His exclusion as a playable character in Super Smash Bros. Ultimate (confirmed when the character was announced as a non-playable Assist Trophy during E3 2018) was met with negative reception from the gaming press and social media, including a comedic Twitter post by Netflix. The response resulted in numerous Internet memes and a Change.org petition calling for the character to be added to the game. IGNs Joe Skrebels described his non-playable status within the game as "a slap in the face for those who want a playable Waluigi". Fan reaction to the omission intensified and resulted in series director Masahiro Sakurai being subjected to a harassment campaign on social media. Former Nintendo of America president Reggie Fils-Aimé acknowledged the popularity of Waluigi and dismissed the idea that Nintendo had purposefully excluded him due to disliking the character. Claire McNear of The Ringer described Waluigi as Nintendo's cult hero, but commented that his place in the Mario hierarchy of characters is tenuous and that, despite being a "pan-internet obsession", he is yet to appear in a mainline Mario game outside of spinoffs. Ian Walker of Kotaku highlighted that official artwork of the character promoting a blue-purple Switch colourway had gained considerable Internet attention due to his seductive pose and use of a rose as a romantic gesture. Briana Lawrence of The Mary Sue described Waluigi as "Nintendo's ultimate sex symbol" in reference to his official render and found him to be interesting due to the mysterious nature of his character. This positive reaction to Waluigi's animations was echoed by Zack Zwiezen for Kotaku, who upon reviewing a demo for Mario Strikers: Battle League noted that Waluigi's characteristic swagger and "rose pose" featured prominently in his scoring animation. Henry Stockdale, writing for TechRadar, praised the game's visuals, particularly describing Waluigi's Hyper Strike involving placing a rose in his mouth as "the stuff of many Nintendo fans' dreams". Zack Zwiezen also expressed disappointment over Waluigi not appearing in a single game in 2023 and thought the character had been forgotten by Nintendo and deserved his own game, particularly because Princess Peach appears in her own game.

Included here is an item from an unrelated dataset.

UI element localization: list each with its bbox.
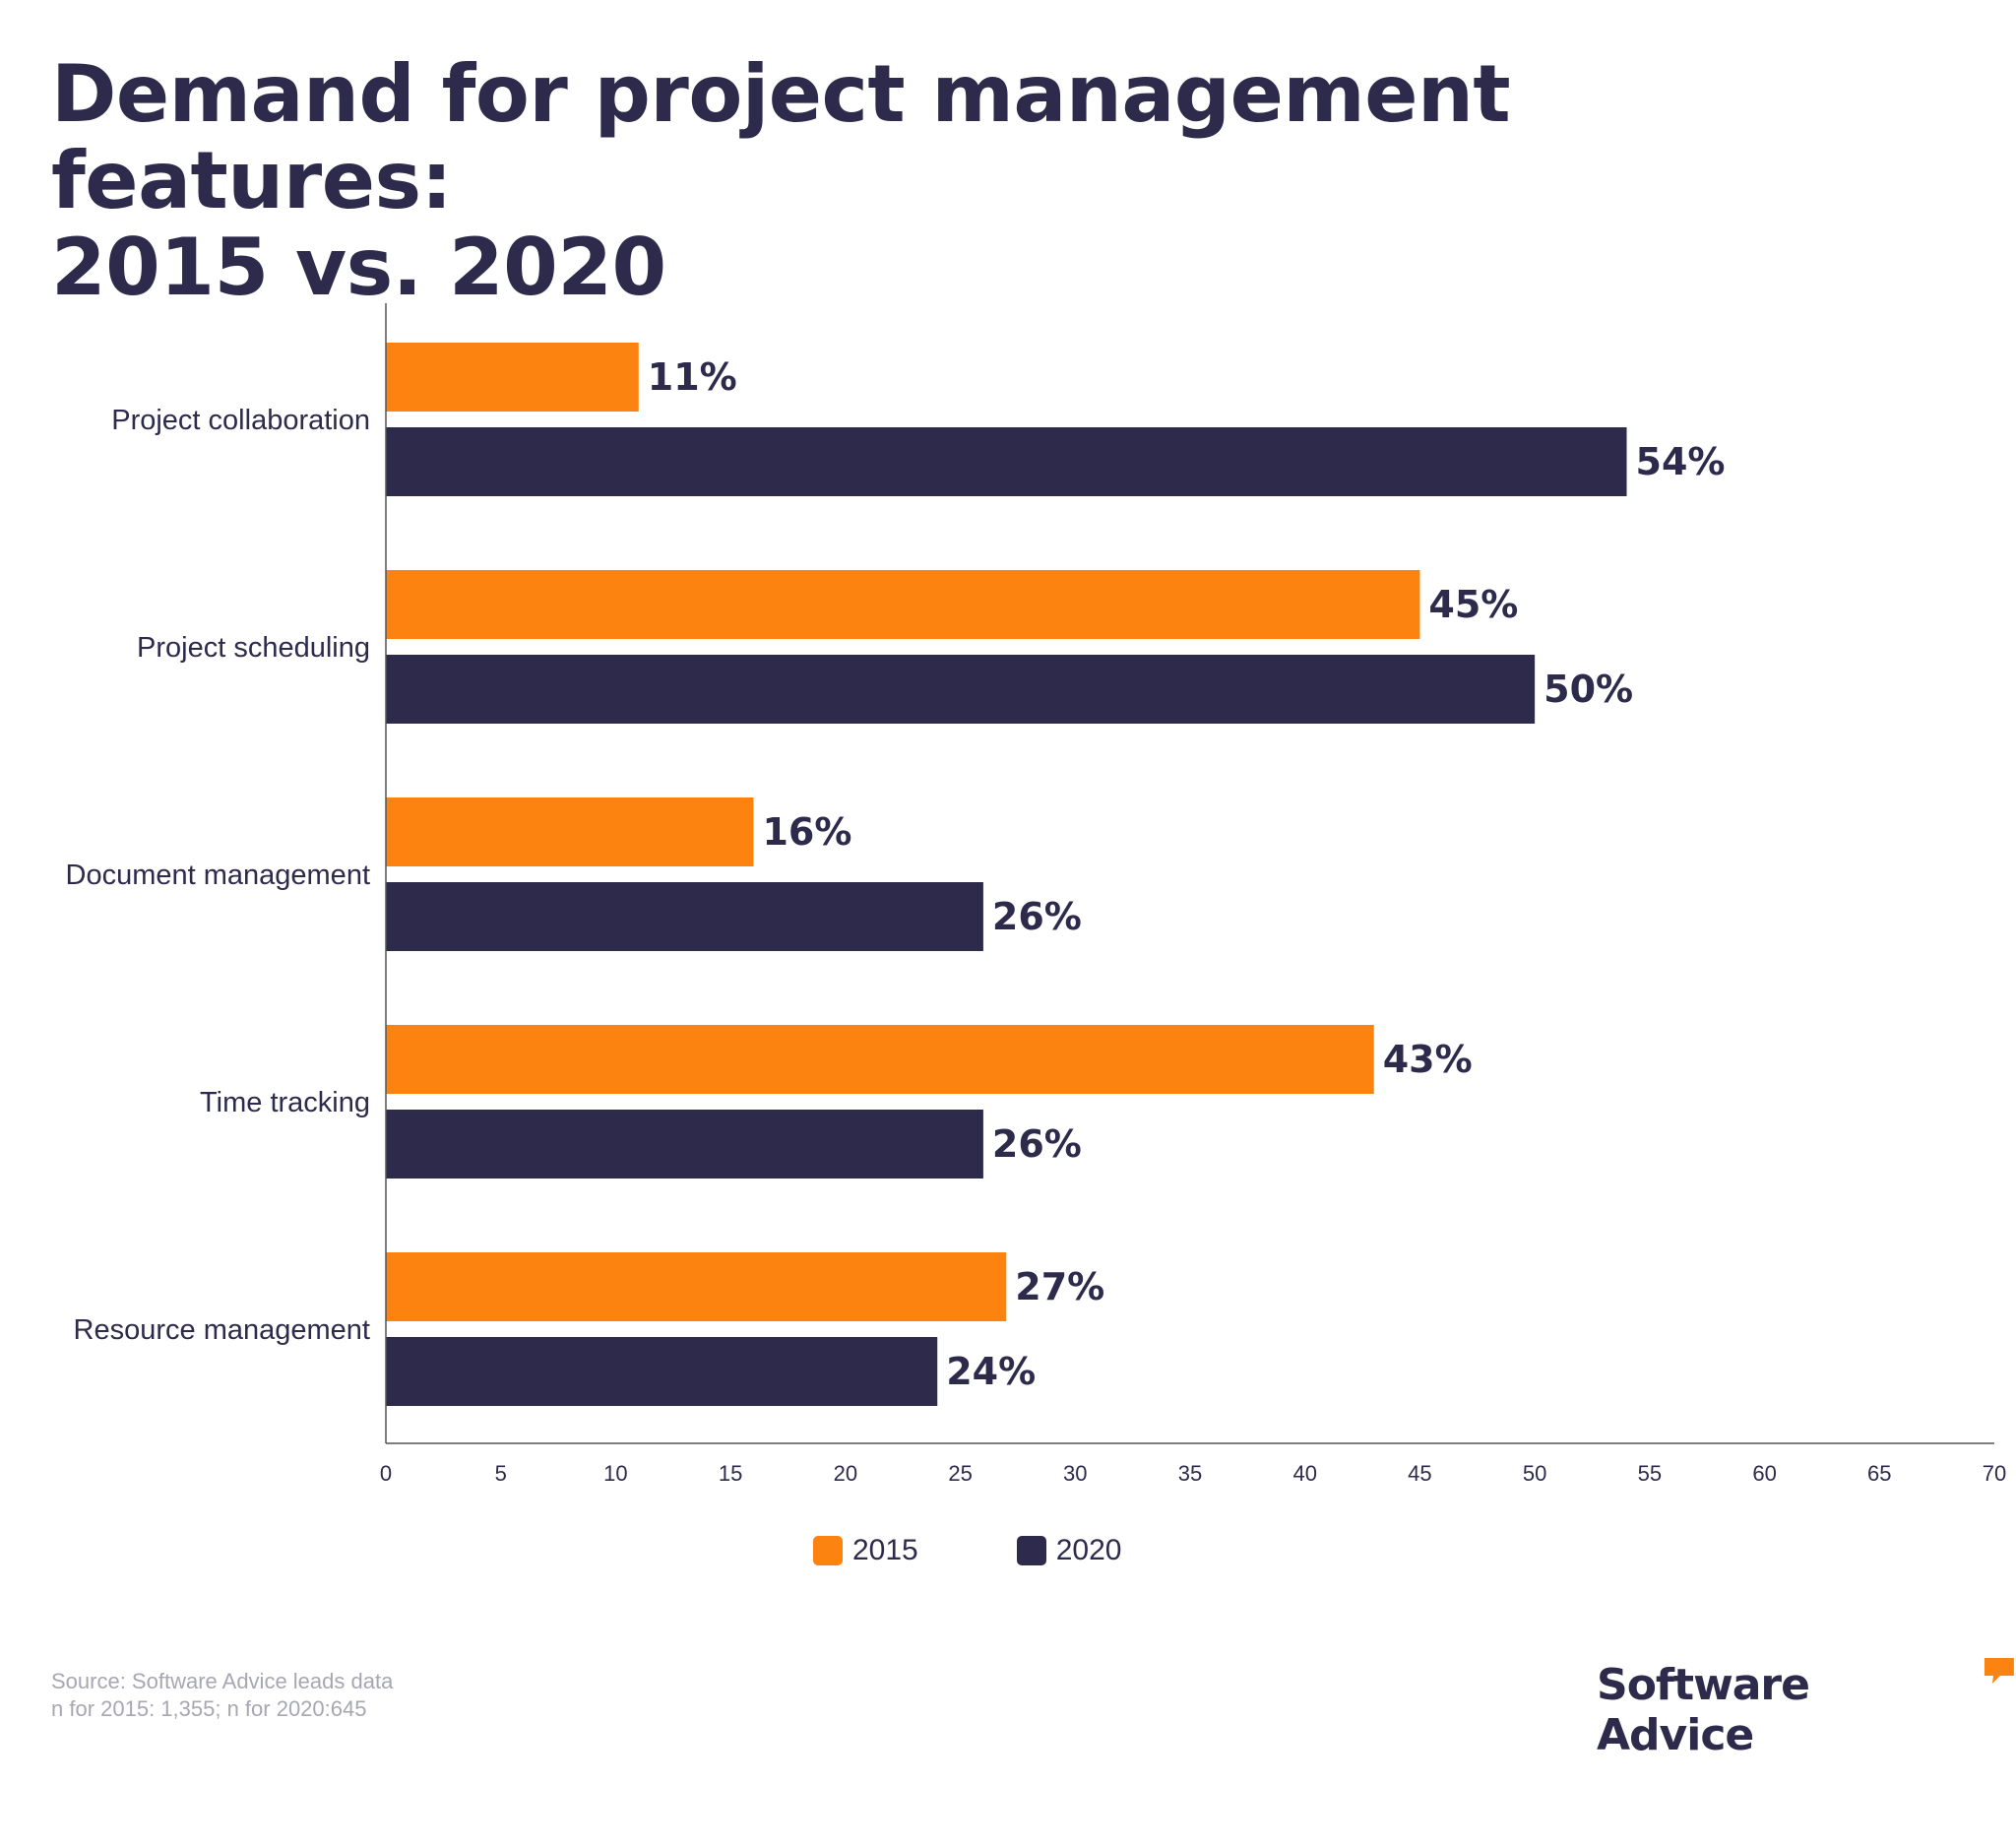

Due to his popularity, Waluigi has been featured in popular culture in the form of memes, songs, and poems. Elijah Watson of The Daily Dot chronicled his influence as an internet meme from 2008, describing him as "beloved by a part of the web". In April 2009, he appeared in the webcomic Brawl in the Family, which was renamed "Waluigi in the Family" for April Fools' Day. He became a recurring character, resulting in the webcomic introducing the catchphrase "Too bad. Waluigi time." In a May 2021 episode of Saturday Night Live, host Elon Musk starred as Wario in a sketch in which he was put on trial for murdering Mario in a kart race, with Kate McKinnon dressed as Waluigi.